Baseball has been a slice of America since its beginning. It has created rivalries among cities, towns, and states, and has also brought schools, teammates, and families together. Attending a game brings a peace to everyday life where fans can chat about home, discuss batting averages, and enjoy the progress of raw talent while admiring the decline of an All-Star and maybe a future Hall of Famer.
It is a participation game. It calls for players at nine positions on the field, and a supporting cast of relievers, utility fielders, and sometimes designated hitters. Playing the game creates situations that call for quick thinking, strong arms, and lively bats.
It is also a game to be watched. Fans see athletic skills, managerial prowess, and disappointing losses at the ballpark. “The Game” is perfect in its imperfections through errors, wild pitches, and strikeouts.
The solace of a ballpark, of concrete and steel and of wood splinters and bleachers, overlooks the stage of green and brown where players paint their masterpieces of sweat and of tears.

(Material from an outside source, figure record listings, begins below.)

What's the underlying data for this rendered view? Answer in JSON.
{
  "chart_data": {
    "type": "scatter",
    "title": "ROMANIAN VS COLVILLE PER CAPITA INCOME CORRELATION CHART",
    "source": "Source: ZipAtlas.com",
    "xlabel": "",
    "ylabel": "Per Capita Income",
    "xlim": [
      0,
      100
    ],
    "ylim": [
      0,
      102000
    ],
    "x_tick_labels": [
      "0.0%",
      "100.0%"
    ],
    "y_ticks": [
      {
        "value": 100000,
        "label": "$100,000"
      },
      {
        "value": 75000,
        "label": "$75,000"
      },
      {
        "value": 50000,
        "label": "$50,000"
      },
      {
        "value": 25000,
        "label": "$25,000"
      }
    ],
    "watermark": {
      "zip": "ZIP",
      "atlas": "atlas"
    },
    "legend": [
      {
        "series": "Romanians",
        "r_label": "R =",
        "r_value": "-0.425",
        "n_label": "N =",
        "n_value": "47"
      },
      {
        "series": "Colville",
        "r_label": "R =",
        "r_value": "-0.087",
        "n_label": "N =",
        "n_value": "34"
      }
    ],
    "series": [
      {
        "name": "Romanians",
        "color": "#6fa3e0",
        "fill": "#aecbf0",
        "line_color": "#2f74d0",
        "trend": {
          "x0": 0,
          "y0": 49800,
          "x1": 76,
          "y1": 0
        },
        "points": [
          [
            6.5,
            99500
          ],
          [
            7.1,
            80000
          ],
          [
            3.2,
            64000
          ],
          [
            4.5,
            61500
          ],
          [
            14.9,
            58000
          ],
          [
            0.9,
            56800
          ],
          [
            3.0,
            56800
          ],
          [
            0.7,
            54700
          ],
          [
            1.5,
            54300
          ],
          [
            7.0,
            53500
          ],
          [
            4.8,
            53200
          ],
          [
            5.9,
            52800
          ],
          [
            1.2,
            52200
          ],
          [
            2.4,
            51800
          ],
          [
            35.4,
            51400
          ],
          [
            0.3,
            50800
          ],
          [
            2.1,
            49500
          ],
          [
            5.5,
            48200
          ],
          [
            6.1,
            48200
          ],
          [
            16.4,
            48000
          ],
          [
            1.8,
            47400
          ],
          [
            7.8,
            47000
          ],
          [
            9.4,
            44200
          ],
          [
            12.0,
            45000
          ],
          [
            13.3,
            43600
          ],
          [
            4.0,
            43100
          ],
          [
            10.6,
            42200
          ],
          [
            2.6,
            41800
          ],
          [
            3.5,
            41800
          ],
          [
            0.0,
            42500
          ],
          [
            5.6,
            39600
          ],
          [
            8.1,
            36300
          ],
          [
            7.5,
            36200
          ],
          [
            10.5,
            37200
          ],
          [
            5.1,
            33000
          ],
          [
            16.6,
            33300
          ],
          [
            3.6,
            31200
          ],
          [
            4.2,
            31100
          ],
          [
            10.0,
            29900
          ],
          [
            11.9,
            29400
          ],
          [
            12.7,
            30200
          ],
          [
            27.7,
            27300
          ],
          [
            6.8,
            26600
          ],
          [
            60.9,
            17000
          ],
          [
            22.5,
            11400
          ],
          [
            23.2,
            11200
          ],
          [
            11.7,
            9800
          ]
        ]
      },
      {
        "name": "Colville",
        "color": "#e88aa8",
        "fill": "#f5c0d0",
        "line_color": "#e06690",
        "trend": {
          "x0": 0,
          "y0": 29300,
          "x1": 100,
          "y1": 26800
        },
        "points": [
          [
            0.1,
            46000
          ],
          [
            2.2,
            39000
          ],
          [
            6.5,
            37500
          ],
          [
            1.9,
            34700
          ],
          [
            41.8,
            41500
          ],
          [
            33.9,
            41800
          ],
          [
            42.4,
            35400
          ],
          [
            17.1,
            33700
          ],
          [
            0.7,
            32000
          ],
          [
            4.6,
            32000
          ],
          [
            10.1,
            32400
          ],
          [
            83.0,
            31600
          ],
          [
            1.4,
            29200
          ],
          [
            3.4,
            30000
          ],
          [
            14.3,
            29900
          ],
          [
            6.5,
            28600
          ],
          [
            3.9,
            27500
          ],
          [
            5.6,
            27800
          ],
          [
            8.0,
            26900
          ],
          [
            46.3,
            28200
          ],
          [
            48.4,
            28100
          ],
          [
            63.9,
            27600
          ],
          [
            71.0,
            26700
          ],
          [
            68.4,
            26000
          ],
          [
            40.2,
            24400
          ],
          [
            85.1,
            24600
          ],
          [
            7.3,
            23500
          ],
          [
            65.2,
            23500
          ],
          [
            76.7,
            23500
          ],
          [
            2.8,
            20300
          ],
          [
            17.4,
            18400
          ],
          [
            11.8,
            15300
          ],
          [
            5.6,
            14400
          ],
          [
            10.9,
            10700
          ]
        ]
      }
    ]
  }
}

Celebrating those moments are as important as studying the past, reliving historical traditions, and hoping for continuation of moments once experienced by previous generations.
Tomorrow night at the Millennium Maxwell House in Nashville the Old Timers Baseball Association of Nashville will give area baseball fans a chance to celebrate once again. It will be the 76th annual banquet for the Old Timers, an organization which has as its creed a testament to all things “Baseball”:
“To enjoy fellowship with baseball enthusiasts and to honor and support the great game of baseball at all levels.”
Former professional baseball players will be attending including Bobby Richardson who was MVP of the 1960 World Series as second baseman for the New York Yankees, amateur players will be honored, twenty high school seniors will receive scholarship awards, Gerald Montgomery will be honored as the latest selection for Nashville’s Amateur Baseball Hall of Fame, and Dennis Birdwell will be given his “Mr. Baseball” award.
But that’s not all. The baseball chatter at each table will be there for all to hear. Lean in and listen. The stories are vital to those telling and vital those who hear them.
Those “slices of America” are important in the celebration of “The Game”, too.